97. NOCHE Y NIEBLA
(TEL AVIV-7 DE DICIEMBRE DE 1941)
Selma Goldman, bajo la identidad de Angela Jäger, había podido volver a Tel Aviv. Con ella se encontraba Eduard Glücks. Aquella ya lejana tarde en Praga, ambos pensaron que nunca era tarde y tomaron la decisión de permanecer juntos. Sorteando grandes dificultades, consiguieron que él pudiera salir del mandato nazi de Bohemia y llegaron al puerto de Varna, en Rumanía. La casualidad hizo que Selma encontrase a su viejo amigo, el patrón Stefanos Papadoulos, que los admitió a bordo del velero sin hacer preguntas. Tres semanas más tarde desembarcaban en San Juan de Acre.
A los cuarenta y cinco años, Selma comprendió que había encontrado al hombre de su vida. En cuanto a Eduard, Hirsch o Glücks, que era el nombre que seguía empleando, tenía que reconocer que no había conocido a otra mujer como aquella. Una persona altruista, sensible, culta, inteligente y valiente. Ambos estaban solos en la vida, se necesitaban, y no solo para hacer el amor.

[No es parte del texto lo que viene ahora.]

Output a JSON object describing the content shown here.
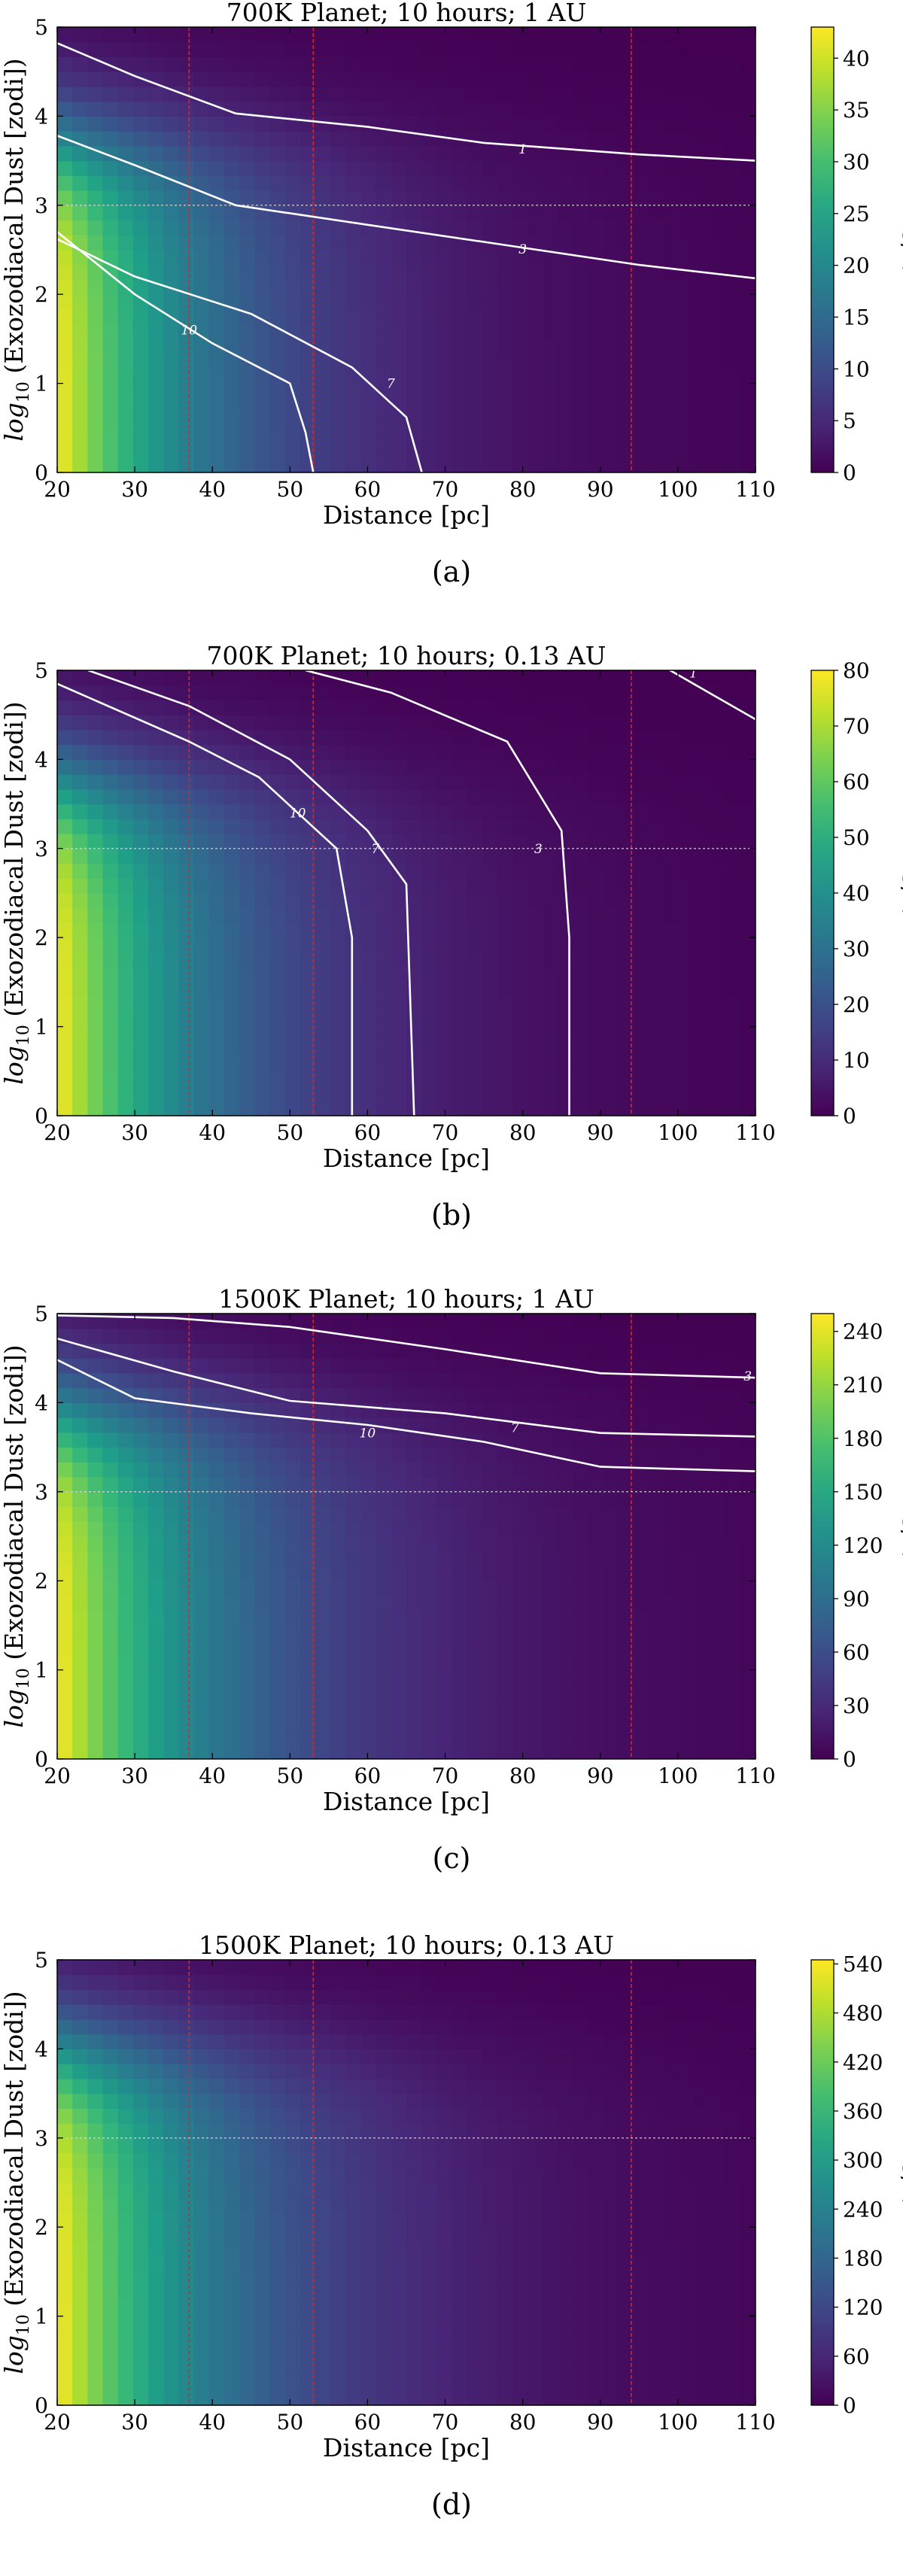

En Tel Aviv, ayudada por Lowe, Selma colaboraba en organizar la entrada de los judíos que llegaban de cualquier lugar arriesgándolo todo. En cuanto a Eduard, paradójicamente colaboraba con los servicios de inteligencia británicos. Tal vez por ello más de una vez no las detuvieron. Aquello era lo mismo que ya había estado haciendo en Praga, de donde tuvo que salir, ya que se estaba quemando. Él no quería hablar de aquello, prefería mantenerla al margen. El espionaje era un peligroso oficio y más en aquellos días, con el Afrika Korps de Rommel acercándose peligrosamente hacia el este, amenazando la importante colonia judía que habitaba Palestina. Los alemanes luchaban contando con el aplauso y la complicidad de los árabes. Sin embargo ninguno de los líderes sionistas aceptaba la idea de que los alemanes pudieran llegar algún día a Tel Aviv, y mucho menos a Jerusalén.
Fue en abril cuando Selma supo a través de los servicios de inteligencia sionistas, que en aquellos momentos colaboraban con los británicos, unos enemigos diferentes, que su hijo Jacques se encontraba en Mauthausen. No podía hacer nada por él, y aunque no quería perder la esperanza tenía la convicción de que lo habrían asesinado. Eduard estuvo indagando a través de los agentes infiltrados en Austria, insistiendo hasta que pudo constatar que Jacques Dukas seguía vivo, trabajando en la fábrica de aviones que Messerschmitt había abierto junto al campo. Aquello tenía cierta lógica, ya que los prisioneros más jóvenes y fuertes eran empleados como esclavos. Al menos seguía con vida.
Lo que Eduard no consiguió averiguar fue que el doctor Paul Dukas también se encontraba allí, en el campo de Gusen I, adjunto a Mauthausen. En la enfermería de Gusen trabajaba el prisionero Dukas, con el número 873428 tatuado en su antebrazo. El motivo por el que seguía con vida Dukas fue que el doctor nazi Gerhard Wagner se encontraba haciendo una visita de inspección cuando el doctor Paul Dukas ingresó en el campo. Lo reconoció al verlo. Recordaba muy bien la discusión que habían mantenido en el Colegio de médicos de Berlín y decidió que lo quería vivo. Liquidarlo inmediatamente no hubiera tenido sentido para alguien con la forma de ser del doctor Wagner. Le dijo al director del campo que aquel prisionero no debía morir por el momento. Ahora iba a saber aquel maldito judío quién tenía razón.
Ni el doctor Dukas, ni su hijo Jacques podían imaginar que se hallaban tan cerca. Paul Dukas se había hecho a la idea de que no lograría salir vivo de aquel infierno, mientras que Jacques intentaba sobrevivir cada día. Era hábil, fuerte y pretendía seguir viviendo. Le habían asignado un turno de doce horas en el taller de soldadura, algo agotador, donde cometer un solo error se pagaba con la ejecución inmediata en el patio trasero. Los más débiles caían a su lado y eran eliminados de inmediato. Los supervisores no se molestaban en advertir de un fallo, simplemente señalaban al responsable. Eso lo sabían todos los que se encontraban allí, que procuraban llevar a cabo su trabajo mecánicamente, con la esperanza de poder seguir vivos otras veinticuatro horas, hacerse indispensables por la calidad de su trabajo. Resistir.